On Wednesday, 19 January 2022 at 10:17:45 UTC, Ola Fosheim Grøstad wrote:
> On Wednesday, 19 January 2022 at 09:49:59 UTC, Nicholas Wilson wrote:
> Arguably that already describes Nvidia. Luckily for us, it has an intermediate layer in PTX that LLVM can target, and that's exactly what dcompute does.
For desktop applications one has to support Intel, AMD, Nvidia, Apple. So, does that mean that one have to support Metal, Vulkan, PTX and RocM? Sounds like too much…
That was a comment mostly about the market share and "business practices" Nvidia.
Intel is well supported by OpenCL/SPIR-V.

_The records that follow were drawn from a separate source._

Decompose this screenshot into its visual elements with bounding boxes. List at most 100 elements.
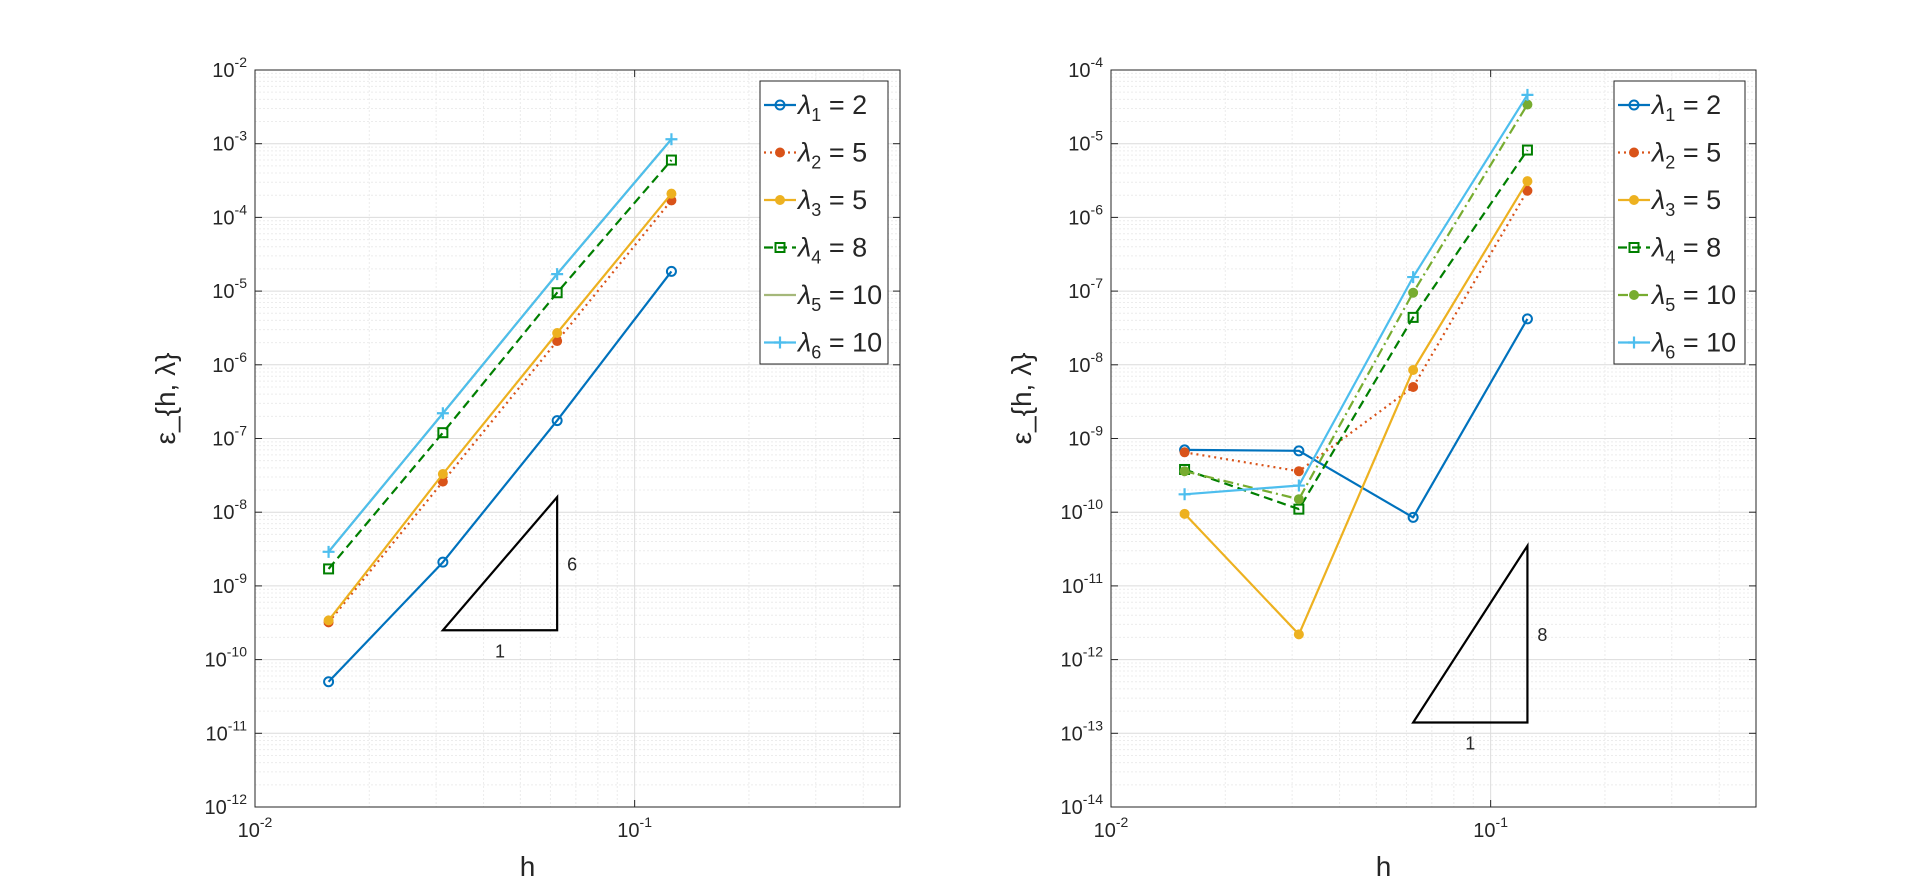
legend-label: λ3 = 5	[796, 185, 867, 220]
data-point-5-2	[1293, 494, 1304, 505]
series-line-5	[1184, 103, 1529, 501]
series-line-2	[1184, 190, 1529, 473]
slope-triangle: 16	[440, 494, 577, 661]
data-point-4-4	[1521, 144, 1533, 156]
y-tick-label: 10-14	[1061, 791, 1104, 819]
legend-item-5: λ5 = 10	[764, 280, 882, 315]
data-point-5-3	[1408, 287, 1419, 298]
data-point-4-3	[551, 287, 563, 299]
data-point-3-3	[552, 328, 563, 339]
series-layer	[322, 133, 678, 688]
slope-triangle: 18	[1411, 542, 1547, 754]
data-point-5-1	[1179, 466, 1190, 477]
x-axis-label: h	[1376, 851, 1392, 882]
slope-run-label: 1	[1465, 734, 1475, 754]
y-tick-label: 10-7	[212, 423, 247, 451]
y-tick-label: 10-10	[205, 644, 248, 672]
y-tick-label: 10-9	[1068, 423, 1103, 451]
slope-run-label: 1	[495, 641, 505, 661]
legend-label: λ3 = 5	[1650, 185, 1721, 220]
x-tick-label: 10-2	[238, 814, 273, 842]
data-point-1-2	[437, 556, 449, 568]
y-tick-label: 10-8	[212, 496, 247, 524]
legend-label: λ2 = 5	[796, 138, 867, 173]
data-point-6-4	[665, 133, 678, 146]
data-point-6-2	[436, 407, 449, 420]
data-point-3-2	[1293, 629, 1304, 640]
y-tick-label: 10-2	[212, 54, 247, 82]
legend-marker	[1628, 242, 1640, 253]
legend-label: λ4 = 8	[1650, 233, 1721, 268]
legend-label: λ5 = 10	[1650, 280, 1736, 315]
legend-label: λ6 = 10	[796, 328, 882, 363]
legend-marker	[1629, 290, 1639, 300]
y-tick-label: 10-11	[206, 717, 248, 745]
legend-label: λ1 = 2	[1650, 90, 1721, 125]
data-point-3-1	[323, 615, 334, 626]
legend-marker	[775, 195, 785, 205]
legend-marker	[1628, 336, 1640, 349]
y-tick-label: 10-5	[212, 275, 247, 303]
legend-marker	[774, 336, 786, 349]
legend-marker	[1629, 147, 1639, 158]
legend-label: λ1 = 2	[796, 90, 867, 125]
legend-item-1: λ1 = 2	[1618, 90, 1721, 125]
y-tick-label: 10-4	[1068, 54, 1103, 82]
y-tick-label: 10-10	[1061, 496, 1104, 524]
y-tick-label: 10-13	[1061, 717, 1104, 745]
data-point-2-3	[1408, 381, 1419, 392]
data-point-2-4	[1522, 185, 1533, 196]
slope-triangle-shape	[440, 494, 559, 632]
data-point-6-2	[1292, 479, 1305, 492]
series-line-6	[327, 138, 673, 553]
data-point-1-3	[551, 415, 563, 427]
legend-box	[1613, 80, 1746, 365]
legend-item-6: λ6 = 10	[764, 328, 882, 363]
data-point-1-3	[1407, 511, 1419, 523]
y-tick-label: 10-9	[212, 570, 247, 598]
data-point-3-2	[437, 468, 448, 479]
data-point-4-2	[1293, 503, 1305, 515]
series-line-3	[1183, 180, 1529, 636]
legend-box	[759, 80, 889, 365]
y-tick-label: 10-7	[1068, 275, 1103, 303]
data-point-1-1	[323, 676, 335, 688]
data-point-6-1	[1178, 488, 1191, 501]
legend-marker	[774, 242, 786, 253]
x-axis-label: h	[520, 851, 536, 882]
legend-item-4: λ4 = 8	[1618, 233, 1721, 268]
x-tick-label: 10-1	[617, 814, 652, 842]
y-tick-label: 10-12	[1061, 644, 1104, 672]
legend-label: λ5 = 10	[796, 280, 882, 315]
legend-item-4: λ4 = 8	[764, 233, 867, 268]
legend-marker	[775, 147, 785, 158]
data-point-3-1	[1179, 508, 1190, 519]
slope-rise-label: 6	[567, 555, 577, 575]
legend-marker	[1629, 195, 1639, 205]
legend-marker	[774, 99, 786, 111]
y-tick-label: 10-11	[1062, 570, 1104, 598]
data-point-6-1	[322, 545, 335, 558]
data-point-3-4	[666, 188, 677, 199]
legend-item-6: λ6 = 10	[1618, 328, 1736, 363]
data-point-6-4	[1521, 88, 1534, 101]
y-tick-label: 10-5	[1068, 128, 1103, 156]
right-error-plot: 10-1410-1310-1210-1110-1010-910-810-710-…	[1006, 54, 1757, 882]
data-point-4-3	[1407, 311, 1419, 323]
y-axis-label: ε_{h, λ}	[1006, 353, 1037, 445]
data-point-4-2	[437, 427, 449, 439]
left-error-plot: 10-1210-1110-1010-910-810-710-610-510-41…	[150, 54, 901, 882]
y-axis-label: ε_{h, λ}	[150, 353, 181, 445]
series-line-1	[327, 270, 673, 683]
legend-label: λ6 = 10	[1650, 328, 1736, 363]
data-point-4-1	[323, 563, 335, 575]
series-line-6	[1184, 94, 1529, 496]
data-point-6-3	[551, 268, 564, 281]
data-point-2-2	[1293, 466, 1304, 477]
legend-item-2: λ2 = 5	[764, 138, 867, 173]
x-tick-label: 10-1	[1473, 814, 1508, 842]
legend: λ1 = 2 λ2 = 5 λ3 = 5 λ4 = 8 λ5 = 10 λ6 = 10	[1613, 80, 1746, 365]
data-point-3-4	[1522, 176, 1533, 187]
legend-item-1: λ1 = 2	[764, 90, 867, 125]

There are some murmurings that AMD is getting SPIR-V support for ROCm, though if that is insufficient, I don't think it would be too difficult to hook the AMDGPU backend to LDC+DCompute (runtime libraries would be a bit tedious, given the lack of familiarity and volume of code), but I have no hardware to run ROCm math the moment.
Metal should also not be too difficult (the kernel argument format is different which is annoying) to hook LDC up to, the main thing lacking is Objective-C support to bind the runtime libraries for DCompute (which would also need to be written.
LDC can already target Vulkan compute (although the pipeline is tedious, and there is no runtime library support).
> > Unlike C++, D can much more easily statically condition on aspects of the hardware, making the tuning process faster to navigate the parameter configuration space.
Not sure what you meant here?
I mean there are parametric attributes of the hardware, say for example cache size (or available registers for GPUs), that have a direct effect on how many times you can unroll the inner loop, say for a windowing function, and you want to ship optimised code for multiple configurations of hardware.
You can much more easily create multiple copies for different sized cache (or register availability) in D than you can in C++, because static foreach and static if >>> if constexpr.